Na política, ao lado de Lula, estão escolhas óbvias, como o ex-presidente dos Estados Unidos George W. Bush e o ex-primeiro-ministro do Reino Unido Tony Blair, principais líderes ocidentais na Guerra do Iraque; o ambientalista e ex-vice-presidente dos EUA Al Gore; e líderes atuais, como o americano Barack Obama, o chinês Hu Jintao, a alemã Angela Merkel, o russo Vladimir Putin e o iraniano Mahmoud Ahmadinejad.

Entre as faces que mudaram a política da década estão ainda Osama bin Laden, líder do grupo terrorista al-Qaeda, responsável pelos atentado de 11 de Setembro, e AQ Khan, arquiteto do programa de armas nucleares do Paquistão, acusado de compartilhar informação nuclear com o Irã, a Líbia e a Coreia do Norte. Paul Kagame, presidente de Ruanda, e Trevor Manuel, ex-ministro da economia da África do Sul, são os únicos líderes africanos na lista.

Na categoria negócios, destaque para os inovadores: Larry Page e Sergey Brin, fundadores do Google; Jeff Bezos, fundador e diretor executivo da Amazon.com, a maior das lojas online; Jack Dorsey, Biz Stone e Evan Willians, fundadores do Twitter; e Steve Jobs, diretor executivo da Apple que mudou a história dos anos 2000 pelo menos duas vezes – primeiro, no início da década, com o iPod, depois, em 2007, com o iPhone.

O investidor americano Angelo Mozilo é outro “vilão” da lista. Mozilo é considerado um dos responsáveis pela quebra do mercado de subprime, um tipo de hipoteca de grande risco direcionada a potenciais maus pagadores, que culminou em uma crise econômica global e recessão em diversos países. Lloyd Blankfein, diretor executivo do Goldman Sachs, maior banco de investimento do planeta, também foi listado, entre outros nomes clássicos, como do bilionário Warren Buffett.

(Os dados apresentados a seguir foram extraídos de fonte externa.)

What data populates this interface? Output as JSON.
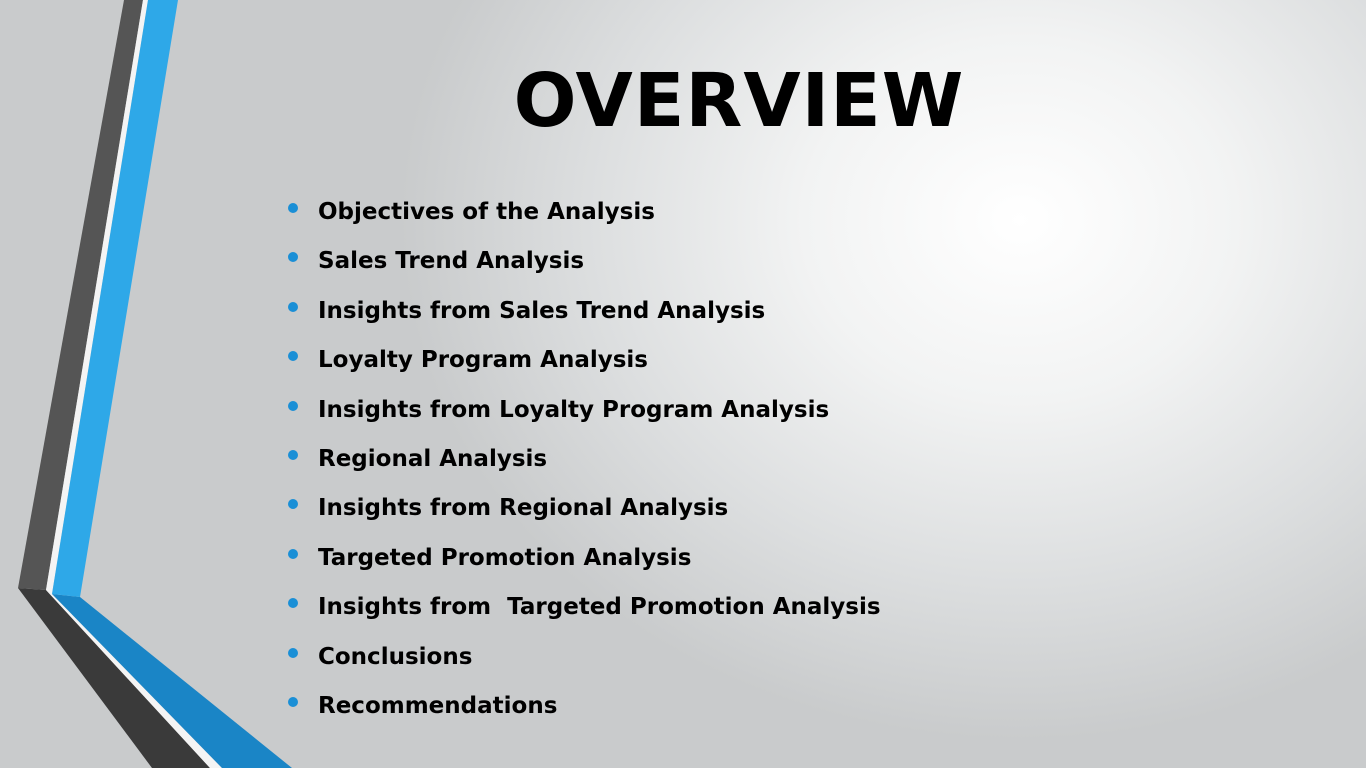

A categoria economia é a menor, com apenas cinco nomes, quatro deles ligados a governos: Ben Bernanke e Alan Greenspan, atual e ex presidente do Fed, o Banco Central americano; Liu Mingkang, presidente da Comissão Reguladora dos Bancos da China; e Jean-Claude Trichet, presidente do Banco Central Europeu. O quinto nome é o do turco naturalizado americano Nouriel Roubini, presidente do grupo de consultoria RGE Monitor, que fez previsões econômicas catastróficas no início da década.

A área de cultura inclui desde o biólogo britânico Richard Dawkins até John de Mol, produtor de televisão holandês que criou o formato do reality show Big Brother, passando por sucessos da música – o casal Jay-Z e Beyonce -, da literatura – JK Rowling, autora da série de livros Harry Potter -, da televisão – a apresentadora americana Oprah Winfrey – e da internet – Mark Zuckerberg, fundador da rede social Facebook.

Ainda na lista está Hamad bin Jassim, primeiro-ministro do Qatar e investidor da rede de televisão Al Jazeera, se destacou por alcançar um nível de liberdade de expressão raramente visto no mundo árabe e por oferecer, através do canal Al Jazeera English, uma abordagem não ocidental dos acontecimentos no Oriente Médio.

Vale destacar a presença de quatro indianos na lista, o maior número de listados entre os países do Bric. Três são mulheres: Sonia Gandhi, nascida na Itália, presidente do Partido do Congresso, maior partido político indiano, e viúva do ex-primeiro-ministro Rajiv Gandhi; Kumari Mayawati, ministra chefe (equivalente no Brasil ao cargo de governadora) do estado de Uttar Pradesh – o mais populoso da Índia – e líder do partido Bahujan Samaj, que representa as castas mais baixas do hinduísmo; e Indra Nooyi, que começou a carreira como gerente de produtos na Índia e hoje é diretora executiva da PepsiCo.

O quarto indiano é o empresário Lakshmi Mittal, apontado como um dos principais responsáveis pela nova configuração da indústria do aço. Mittal é presidente da Arcelor Mittal, um conglomerado industrial de produção de aço, e mora na Inglaterra há mais de 20 anos.